Leur analyse suggère qu’une réduction globale et/ou une répartition déséquilibrée des récepteurs AMPA pourraient être à l’origine de divers troubles psychiatriques. Elle a également révélé des caractéristiques intéressantes de chaque maladie. Par exemple, dans la schizophrénie, les zones associées à des symptômes positifs (comme les hallucinations) ne chevauchaient pas toujours les zones associées à des symptômes négatifs (comme le manque de motivation et une expression émotionnelle réduite). Cela suggère que l’interaction entre les zones cérébrales communes et spécifiques aux symptômes régule l’expression de différents symptômes. Pendant ce temps, dans les TSA, la gravité des symptômes était largement associée à une augmentation significative de la densité d’AMPA dans la majeure partie du cortex. Cette activité synaptique élevée pourrait être responsable de la perturbation du processus de perception sensorielle, ce qui pourrait être à l’origine d’un débordement d’informations sensorielles externes, souvent ressenti par les patients atteints de TSA.
À l'exception de la dépression, les trois autres troubles psychiatriques ont entraîné des différences marquées dans la densité des récepteurs AMPA dans diverses zones du cerveau par rapport aux sujets sains. Même si certaines de ces zones touchées étaient les mêmes d’un trouble à l’autre, chacune présentait une distribution globale unique des récepteurs AMPA.
Fait intéressant, il n’y avait presque aucun chevauchement entre les régions où la densité des récepteurs AMPA était corrélée à la gravité de la maladie (régions d’état) et les régions différentes entre les sujets sains et malades (régions de traits). Bien que la raison ne soit pas encore claire, les chercheurs émettent l’hypothèse que les régions de traits pourraient se développer en premier et être des indicateurs passifs d’une maladie donnée, alors que les régions d’état pourraient se développer plus tard et être plus directement responsables de la manifestation des symptômes et de leur gravité. Bien entendu, cette théorie justifie des études plus approfondies sur des modèles animaux et humains afin de recueillir des preuves plus substantielles.

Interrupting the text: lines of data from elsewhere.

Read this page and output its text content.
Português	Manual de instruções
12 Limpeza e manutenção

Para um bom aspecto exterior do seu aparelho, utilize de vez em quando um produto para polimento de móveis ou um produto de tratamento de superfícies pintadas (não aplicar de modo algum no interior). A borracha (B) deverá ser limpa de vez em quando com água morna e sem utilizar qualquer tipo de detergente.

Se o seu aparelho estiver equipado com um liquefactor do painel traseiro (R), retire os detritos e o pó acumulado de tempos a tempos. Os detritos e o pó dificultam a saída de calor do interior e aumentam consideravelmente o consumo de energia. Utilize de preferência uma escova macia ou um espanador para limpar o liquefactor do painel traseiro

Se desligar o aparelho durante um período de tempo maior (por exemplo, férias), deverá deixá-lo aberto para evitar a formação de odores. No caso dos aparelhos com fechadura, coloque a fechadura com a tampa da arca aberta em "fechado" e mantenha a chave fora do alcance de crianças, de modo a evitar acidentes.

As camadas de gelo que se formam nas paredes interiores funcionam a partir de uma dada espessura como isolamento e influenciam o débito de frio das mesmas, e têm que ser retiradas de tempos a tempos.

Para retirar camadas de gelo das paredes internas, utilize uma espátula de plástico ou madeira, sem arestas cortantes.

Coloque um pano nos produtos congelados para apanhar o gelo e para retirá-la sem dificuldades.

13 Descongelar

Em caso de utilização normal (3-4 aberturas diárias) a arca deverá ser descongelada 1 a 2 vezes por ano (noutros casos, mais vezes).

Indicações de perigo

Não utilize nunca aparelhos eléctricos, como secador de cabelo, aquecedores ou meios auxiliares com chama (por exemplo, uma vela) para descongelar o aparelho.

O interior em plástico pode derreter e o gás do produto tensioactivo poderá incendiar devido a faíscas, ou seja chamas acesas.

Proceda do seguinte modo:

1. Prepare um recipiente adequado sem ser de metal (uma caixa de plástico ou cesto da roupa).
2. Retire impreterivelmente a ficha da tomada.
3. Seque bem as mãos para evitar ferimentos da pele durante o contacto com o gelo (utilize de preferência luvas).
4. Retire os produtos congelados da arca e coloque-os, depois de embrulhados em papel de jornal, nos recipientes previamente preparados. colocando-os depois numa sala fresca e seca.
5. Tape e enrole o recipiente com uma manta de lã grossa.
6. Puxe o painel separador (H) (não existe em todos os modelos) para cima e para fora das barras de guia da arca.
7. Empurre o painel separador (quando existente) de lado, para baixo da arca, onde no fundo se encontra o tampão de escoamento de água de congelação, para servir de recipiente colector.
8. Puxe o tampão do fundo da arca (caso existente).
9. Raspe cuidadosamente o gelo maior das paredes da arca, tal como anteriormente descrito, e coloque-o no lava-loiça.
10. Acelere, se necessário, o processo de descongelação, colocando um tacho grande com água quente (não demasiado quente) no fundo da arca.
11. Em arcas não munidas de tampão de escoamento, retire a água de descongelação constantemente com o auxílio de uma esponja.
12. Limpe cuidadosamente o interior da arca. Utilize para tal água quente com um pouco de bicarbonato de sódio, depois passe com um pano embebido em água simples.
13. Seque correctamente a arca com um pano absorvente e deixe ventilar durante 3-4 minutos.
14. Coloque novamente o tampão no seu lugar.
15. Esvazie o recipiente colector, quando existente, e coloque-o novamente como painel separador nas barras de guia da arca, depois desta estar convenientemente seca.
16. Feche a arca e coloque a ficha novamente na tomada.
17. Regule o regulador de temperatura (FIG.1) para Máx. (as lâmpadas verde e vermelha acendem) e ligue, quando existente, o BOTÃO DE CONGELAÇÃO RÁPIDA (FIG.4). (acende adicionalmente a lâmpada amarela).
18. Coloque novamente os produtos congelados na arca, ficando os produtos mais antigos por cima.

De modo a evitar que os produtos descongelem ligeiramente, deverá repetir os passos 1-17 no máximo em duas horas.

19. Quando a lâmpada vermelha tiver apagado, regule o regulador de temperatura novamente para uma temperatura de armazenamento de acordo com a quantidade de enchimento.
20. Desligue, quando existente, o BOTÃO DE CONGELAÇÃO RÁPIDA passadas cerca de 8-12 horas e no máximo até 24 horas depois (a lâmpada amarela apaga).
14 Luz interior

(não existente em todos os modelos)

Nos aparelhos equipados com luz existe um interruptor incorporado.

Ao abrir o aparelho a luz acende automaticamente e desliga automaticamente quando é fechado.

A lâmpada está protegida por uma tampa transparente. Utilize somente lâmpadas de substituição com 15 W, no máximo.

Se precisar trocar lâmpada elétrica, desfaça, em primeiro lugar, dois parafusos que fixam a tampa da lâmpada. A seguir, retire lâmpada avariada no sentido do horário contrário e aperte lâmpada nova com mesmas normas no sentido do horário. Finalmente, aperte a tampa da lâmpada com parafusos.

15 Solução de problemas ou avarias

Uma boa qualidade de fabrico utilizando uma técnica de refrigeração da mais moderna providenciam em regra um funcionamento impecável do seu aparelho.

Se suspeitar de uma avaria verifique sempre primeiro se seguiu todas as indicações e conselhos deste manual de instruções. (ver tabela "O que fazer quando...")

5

Dans l’ensemble, les résultats de cette étude mettent en valeur la puissance de la technologie développée pour visualiser d’importants récepteurs synaptiques et caractériser les maladies psychiatriques à un niveau biologique. « Ces découvertes pourraient avoir un impact significatif sur les industries de la santé et pharmaceutique en fournissant une nouvelle méthode de diagnostic et de compréhension des troubles psychiatriques grâce à l’imagerie des récepteurs AMPA.« , conclut Takahashi avec optimisme. Ajoutant plus loin, « Cela pourrait conduire à de nouveaux traitements et diagnostics ciblés basés sur la fonction synaptique, améliorant ainsi la précision et les résultats du traitement.«
Avec beaucoup de chance, un diagnostic précis et des thérapies efficaces facilitées par cette nouvelle méthode ouvriront la voie à une meilleure qualité de vie pour les patients souffrant de troubles psychiatriques.